“Andhaka” (the blind one: Sanskrit)
Who feels it knows it. It’s concealed in the moment…
Kali, the feminine force, is the Hindu goddess of destruction and creation; a cryptic force of the East associated with empowerment. The name Kali comes from Kala, which means black, time, death and rebirth. Although sometimes presented as dark and violent, her earliest incarnation as an annihilator of evil forces still has influence. Various Hindu cosmologies, as well as Tantric beliefs, worship her as the ultimate reality or Brahman. She is also revered as Bhavatarini (literally “redeemer of the universe”). Comparatively recent devotional movements largely conceive Kali as a benevolent Mother Goddess. Among others, Kali is also an archetype across many religions and cultures of the non-conformist female figure, including Lilith in Jewish mythology, Sheela Na Gig in Paganism and Nephthys of ancient Egypt.
“Andhaka” is a performance experience of the feared divine female set in complete darkness. As a one-to-one performance, individual participants enter a blacked-out space and confront the unknown force of a presence for a length of time. The work relies on the person’s imagination and illusory senses to conjure hallucinatory images in the darkness. During some performances/experiences, the space is flooded with light to reveal and interact with the performer (goddess). The performer and the spectator then participate in a short, gestural interaction led by the participant. There is prerecorded, continuous sound throughout the performance similar to the symbols and clay drums heard in Hindu temples, which is both meditative and transcendental.

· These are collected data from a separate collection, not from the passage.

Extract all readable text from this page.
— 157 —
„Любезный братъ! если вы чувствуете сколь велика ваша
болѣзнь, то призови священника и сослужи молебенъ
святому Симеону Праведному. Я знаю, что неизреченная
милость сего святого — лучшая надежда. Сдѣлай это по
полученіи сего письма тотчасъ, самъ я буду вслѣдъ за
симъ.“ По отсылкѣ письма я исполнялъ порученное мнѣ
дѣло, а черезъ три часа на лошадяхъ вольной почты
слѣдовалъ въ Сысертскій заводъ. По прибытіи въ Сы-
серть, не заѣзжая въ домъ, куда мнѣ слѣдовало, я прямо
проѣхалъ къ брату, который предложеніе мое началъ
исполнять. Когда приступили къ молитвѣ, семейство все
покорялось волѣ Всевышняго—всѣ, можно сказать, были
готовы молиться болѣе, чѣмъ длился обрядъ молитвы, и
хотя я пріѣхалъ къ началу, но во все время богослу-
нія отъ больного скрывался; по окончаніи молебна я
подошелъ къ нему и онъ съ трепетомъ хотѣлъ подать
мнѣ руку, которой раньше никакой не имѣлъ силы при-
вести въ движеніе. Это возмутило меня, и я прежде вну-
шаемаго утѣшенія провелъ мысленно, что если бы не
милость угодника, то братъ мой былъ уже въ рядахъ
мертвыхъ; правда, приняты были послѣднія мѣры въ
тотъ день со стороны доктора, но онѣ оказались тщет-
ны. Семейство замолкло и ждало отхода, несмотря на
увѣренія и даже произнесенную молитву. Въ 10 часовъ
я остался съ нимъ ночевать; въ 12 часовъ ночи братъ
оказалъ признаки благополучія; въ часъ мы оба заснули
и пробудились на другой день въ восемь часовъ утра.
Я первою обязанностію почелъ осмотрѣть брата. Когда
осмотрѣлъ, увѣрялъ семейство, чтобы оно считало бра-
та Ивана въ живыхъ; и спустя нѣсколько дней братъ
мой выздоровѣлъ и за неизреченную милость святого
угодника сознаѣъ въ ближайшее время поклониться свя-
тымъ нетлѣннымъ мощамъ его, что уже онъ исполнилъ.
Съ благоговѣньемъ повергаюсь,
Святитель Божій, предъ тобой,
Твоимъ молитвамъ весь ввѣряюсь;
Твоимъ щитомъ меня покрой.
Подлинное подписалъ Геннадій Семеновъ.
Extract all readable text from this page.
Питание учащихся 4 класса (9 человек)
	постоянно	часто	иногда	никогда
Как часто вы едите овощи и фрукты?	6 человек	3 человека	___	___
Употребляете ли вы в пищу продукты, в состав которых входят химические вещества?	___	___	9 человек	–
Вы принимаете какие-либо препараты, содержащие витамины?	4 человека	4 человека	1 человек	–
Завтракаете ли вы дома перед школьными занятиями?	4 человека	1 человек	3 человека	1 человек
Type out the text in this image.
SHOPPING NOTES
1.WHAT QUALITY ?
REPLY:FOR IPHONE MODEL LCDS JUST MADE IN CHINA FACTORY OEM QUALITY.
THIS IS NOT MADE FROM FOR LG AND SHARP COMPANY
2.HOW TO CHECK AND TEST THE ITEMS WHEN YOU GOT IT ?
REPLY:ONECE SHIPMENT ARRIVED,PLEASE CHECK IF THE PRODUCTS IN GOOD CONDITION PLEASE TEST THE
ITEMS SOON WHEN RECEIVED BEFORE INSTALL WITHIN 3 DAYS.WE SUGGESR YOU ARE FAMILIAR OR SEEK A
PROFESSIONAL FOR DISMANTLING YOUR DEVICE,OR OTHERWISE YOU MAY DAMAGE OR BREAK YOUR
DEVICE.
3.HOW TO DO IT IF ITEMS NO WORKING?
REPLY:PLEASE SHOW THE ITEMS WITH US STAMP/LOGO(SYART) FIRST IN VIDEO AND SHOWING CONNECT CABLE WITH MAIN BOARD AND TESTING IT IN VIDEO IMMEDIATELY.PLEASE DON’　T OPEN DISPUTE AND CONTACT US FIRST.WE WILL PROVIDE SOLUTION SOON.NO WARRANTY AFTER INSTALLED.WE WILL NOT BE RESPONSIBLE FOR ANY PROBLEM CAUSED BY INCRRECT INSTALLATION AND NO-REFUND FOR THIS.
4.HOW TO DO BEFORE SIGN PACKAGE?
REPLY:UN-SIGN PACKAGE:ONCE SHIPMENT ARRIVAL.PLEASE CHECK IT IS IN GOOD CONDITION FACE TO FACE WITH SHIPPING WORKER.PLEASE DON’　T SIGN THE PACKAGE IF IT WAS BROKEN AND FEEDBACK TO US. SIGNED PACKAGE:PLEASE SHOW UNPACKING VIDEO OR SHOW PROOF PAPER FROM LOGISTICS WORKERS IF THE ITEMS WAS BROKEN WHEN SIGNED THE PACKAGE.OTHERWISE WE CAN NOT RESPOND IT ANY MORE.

The work seeks to determine various notions of fear and of fierce femininity and to analyze the construct of this in historic, mythological and cultural manuscripts seated in the subconscious mind. My main aim was to create an intimate experience with the focus on stillness, darkness (fear) and light (optimism). I wanted to highlight the connection and disconnection one feels when seemingly alone and when in the presence of another being, and how our perceptions and thoughts inform our experiences.
The reaction to the performance came in extremes. Whilst most one-to-one experiences lead people to emotional, often tearful contact, some tapped into their own fears and either ran out during the darkness part of the work or felt threatened when confronted by me as performer. Both reactions were as I expected, valid and integral to the work.